In experiments, we compared our approach to one in which the decision to ask follow-up questions was based on confidence score thresholds and other similar heuristics. We found that our model improved the F1 score of clarification questions by 81%. (The F1 score factors in both false positives — here, questions that didn’t need to be asked — and false negatives — here, questions that should have been asked but weren’t.)
HypRank model
With most voice agents, the acoustic signal of a customer utterance first passes to an automatic-speech-recognition (ASR) model, which generates multiple hypotheses about what the customer said. The top-ranked hypotheses then pass to a natural-language-understanding (NLU) model, which identifies the customer’s intent — the action the customer wants performed, such as PlayVideo — and the utterance slots — the entities on which the intent should act, such as VideoTitle, which might take the value “Harry Potter”.
In the setting we consider in our paper, hypotheses generated by our ASR and NLU models pass to a third model, called HypRank, for hypothesis ranker. HypRank combines the predictions and confidence scores of ASR, intent classification, and slot-filling with contextual signals, such as which skills a given customer has enabled, to produce an overall ranking of the different hypotheses.
With this approach, there are three possible sources of ambiguity: similarity of ASR score, similarity of intent classification score, and similarity of overall HypRank score. In a traditional scheme, a small enough difference in any of these scores would automatically trigger a clarification question.
To clarify or not to clarify
Instead, in our method, we train yet another machine learning model to decide whether a clarification question is in order. In addition to similarity of ASR, NLU, or HypRank score, the model considers two other sources of ambiguity: signal-to-noise ratio (SNR) and truncated utterances. A truncated utterance is one that ends with an article (“an”, “the”, etc.), one of several possessives (such as “my”), or a preposition. For instance, “Alexa, play ‘Hello’ by” is a truncated utterance.
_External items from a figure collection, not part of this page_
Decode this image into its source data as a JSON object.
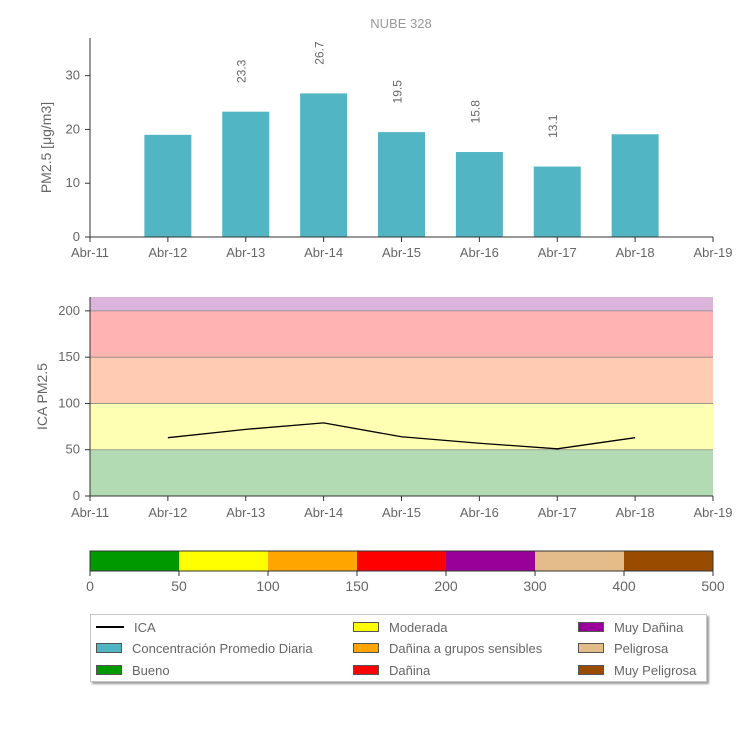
{
  "chart_data": [
    {
      "type": "bar",
      "title": "NUBE 328",
      "ylabel": "PM2.5 [μg/m3]",
      "x_ticks": [
        "Abr-11",
        "Abr-12",
        "Abr-13",
        "Abr-14",
        "Abr-15",
        "Abr-16",
        "Abr-17",
        "Abr-18",
        "Abr-19"
      ],
      "categories": [
        "Abr-12",
        "Abr-13",
        "Abr-14",
        "Abr-15",
        "Abr-16",
        "Abr-17",
        "Abr-18"
      ],
      "values": [
        19.0,
        23.3,
        26.7,
        19.5,
        15.8,
        13.1,
        19.1
      ],
      "data_labels": [
        "",
        "23.3",
        "26.7",
        "19.5",
        "15.8",
        "13.1",
        ""
      ],
      "ylim": [
        0,
        37
      ],
      "y_ticks": [
        0,
        10,
        20,
        30
      ],
      "bar_color": "#52b5c4"
    },
    {
      "type": "line",
      "ylabel": "ICA PM2.5",
      "x_ticks": [
        "Abr-11",
        "Abr-12",
        "Abr-13",
        "Abr-14",
        "Abr-15",
        "Abr-16",
        "Abr-17",
        "Abr-18",
        "Abr-19"
      ],
      "categories": [
        "Abr-12",
        "Abr-13",
        "Abr-14",
        "Abr-15",
        "Abr-16",
        "Abr-17",
        "Abr-18"
      ],
      "values": [
        63,
        72,
        79,
        64,
        57,
        51,
        63
      ],
      "ylim": [
        0,
        215
      ],
      "y_ticks": [
        0,
        50,
        100,
        150,
        200
      ],
      "line_color": "#000000",
      "bands": [
        {
          "from": 0,
          "to": 50,
          "color": "#b3dbb3"
        },
        {
          "from": 50,
          "to": 100,
          "color": "#ffffb3"
        },
        {
          "from": 100,
          "to": 150,
          "color": "#ffcbb3"
        },
        {
          "from": 150,
          "to": 200,
          "color": "#ffb3b3"
        },
        {
          "from": 200,
          "to": 215,
          "color": "#dbb3db"
        }
      ]
    },
    {
      "type": "scale",
      "ticks": [
        "0",
        "50",
        "100",
        "150",
        "200",
        "300",
        "400",
        "500"
      ],
      "colors": [
        "#009900",
        "#ffff00",
        "#ffa500",
        "#ff0000",
        "#990099",
        "#e3bc8a",
        "#994c00"
      ]
    }
  ],
  "legend": {
    "items": [
      {
        "label": "ICA",
        "kind": "line",
        "color": "#000000"
      },
      {
        "label": "Concentración Promedio Diaria",
        "kind": "swatch",
        "color": "#52b5c4"
      },
      {
        "label": "Bueno",
        "kind": "swatch",
        "color": "#009900"
      },
      {
        "label": "Moderada",
        "kind": "swatch",
        "color": "#ffff00"
      },
      {
        "label": "Dañina a grupos sensibles",
        "kind": "swatch",
        "color": "#ffa500"
      },
      {
        "label": "Dañina",
        "kind": "swatch",
        "color": "#ff0000"
      },
      {
        "label": "Muy Dañina",
        "kind": "swatch",
        "color": "#990099"
      },
      {
        "label": "Peligrosa",
        "kind": "swatch",
        "color": "#e3bc8a"
      },
      {
        "label": "Muy Peligrosa",
        "kind": "swatch",
        "color": "#994c00"
      }
    ]
  }
}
As input, the model receives the top-ranked HypRank hypothesis; any other hypotheses with similar enough scores on any of the three measures; the SNR; a binary value indicating whether the request is a repetition (an indication that it wasn’t satisfactorily fulfilled the first time); and binary values indicating which of the five sources of ambiguity pertain.
The number of input hypotheses can vary, depending on how many types of ambiguity pertain. So the vector representations of all hypotheses other than the top-ranked hypothesis are combined to form a summary vector, which is then concatenated with vector representations of the other inputs. The concatenated vector passes to a classifier, which decides whether to issue a clarification question.
Experiments
To our knowledge, there are no existing datasets that feature multiple ASR and NLU hypotheses labeled according to accuracy. So to train our model, we used data that had been automatically annotated by a model that my Amazon colleagues presented last year at the NeurIPS Workshop on Human-in-the-Loop Dialogue Systems.
Their model was trained on a combination of hand-annotated data and data labeled according to feedback from customers who were specifically asked, after Alexa interactions, whether they were satisfied with their results. We used the model to label additional utterances, with no human involvement.
Since all the samples in the dataset featured at least one type of ambiguity, our baseline was asking clarification questions in every case. That approach has a false-negative rate of zero — it never fails to ask a clarification question when necessary — but it could have a high false-positive rate. Our approach may increase the false-negative rate, but the increase in F1 score means that it strikes a much better balance between false negatives and false positives.